For the Curious

Apr 02, 2010 04:25

I sent the letter. I think I knew when I posted on here that I was going to do it, but I hadn't convinced my conscious brain that I was going to do it. I was just getting around to realizing that I was going to do it. Holding all of that in was just getting to be too much and frankly not very good.

So how did it go?

Things are pretty much how they were, or at least, so she says. She's not ready for a relationship with anyone because of her ex, doesn't see why it should affect our friendship and that was pretty much that. Am I convinced of that? I'm not so sure.

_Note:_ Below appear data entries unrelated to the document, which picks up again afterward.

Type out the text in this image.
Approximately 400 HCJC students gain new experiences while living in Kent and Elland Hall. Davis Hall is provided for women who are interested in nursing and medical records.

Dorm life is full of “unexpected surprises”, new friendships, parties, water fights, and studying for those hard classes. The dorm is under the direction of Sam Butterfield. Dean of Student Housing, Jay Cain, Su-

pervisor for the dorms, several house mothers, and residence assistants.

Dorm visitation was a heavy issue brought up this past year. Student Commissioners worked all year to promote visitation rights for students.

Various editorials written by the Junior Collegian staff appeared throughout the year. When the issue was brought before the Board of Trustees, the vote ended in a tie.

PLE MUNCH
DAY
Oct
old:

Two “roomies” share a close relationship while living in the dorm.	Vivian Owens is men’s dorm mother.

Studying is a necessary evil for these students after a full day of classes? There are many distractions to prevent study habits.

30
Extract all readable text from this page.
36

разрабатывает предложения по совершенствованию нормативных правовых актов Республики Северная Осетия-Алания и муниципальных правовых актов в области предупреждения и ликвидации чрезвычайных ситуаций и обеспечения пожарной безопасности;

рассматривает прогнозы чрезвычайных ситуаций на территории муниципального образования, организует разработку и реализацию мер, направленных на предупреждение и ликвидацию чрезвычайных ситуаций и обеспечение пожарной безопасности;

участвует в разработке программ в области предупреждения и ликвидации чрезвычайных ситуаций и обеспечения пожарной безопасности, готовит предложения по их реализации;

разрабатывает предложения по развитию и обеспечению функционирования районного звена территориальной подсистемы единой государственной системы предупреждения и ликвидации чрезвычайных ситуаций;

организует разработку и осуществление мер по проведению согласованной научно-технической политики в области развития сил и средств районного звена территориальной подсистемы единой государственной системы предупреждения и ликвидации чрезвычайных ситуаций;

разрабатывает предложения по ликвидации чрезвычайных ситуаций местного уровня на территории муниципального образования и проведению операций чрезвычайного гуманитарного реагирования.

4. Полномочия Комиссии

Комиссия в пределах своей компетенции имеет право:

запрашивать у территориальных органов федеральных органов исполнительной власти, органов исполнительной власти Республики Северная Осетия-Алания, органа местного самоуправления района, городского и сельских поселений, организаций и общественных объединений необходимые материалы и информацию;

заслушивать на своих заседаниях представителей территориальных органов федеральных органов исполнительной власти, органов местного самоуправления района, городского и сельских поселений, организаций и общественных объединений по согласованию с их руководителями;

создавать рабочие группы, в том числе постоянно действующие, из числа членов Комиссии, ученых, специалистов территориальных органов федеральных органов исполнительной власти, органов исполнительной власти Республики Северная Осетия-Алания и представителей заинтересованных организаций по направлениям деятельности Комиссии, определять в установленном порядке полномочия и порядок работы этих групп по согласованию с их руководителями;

It could be something else entirely, lord know that I tend to over think things and read into them too much. But in the last few days, about a day or two after I gave the letter to her, she's been really nonresponsiive to me. We've been talking, but it's been a lot less than normal and she often responds with short, one or two word things after long periods between her responses. And sometimes just flat out ignores some things I say or ask.

She says that she is feeling bleh. I know she wasn't feeling well for a few days, and she says this is both physical and something else. But she doesn't want to talk about whatever the something else is, but assures me that it doesn't have anything to do with me. There is a part of me though that can't help but feel like it is, given the timing of this coming after the letter and everything. I don't know. I am probably reading into it what I shouldn't. I know I have been in similar situations. Just this situations leaves me uncertain and a bit uncomfortable. Normally we can talk about whatever with each other, and I wonder if some distance is growing now, because that is how it feels.

I guess there is nothing I can do but... wait and see what happens over time. I just hope I don't get caught up too much in my own head and overthinking everything and make it worse in the process, for either of us.

Knowing me though I've probably already done something like that.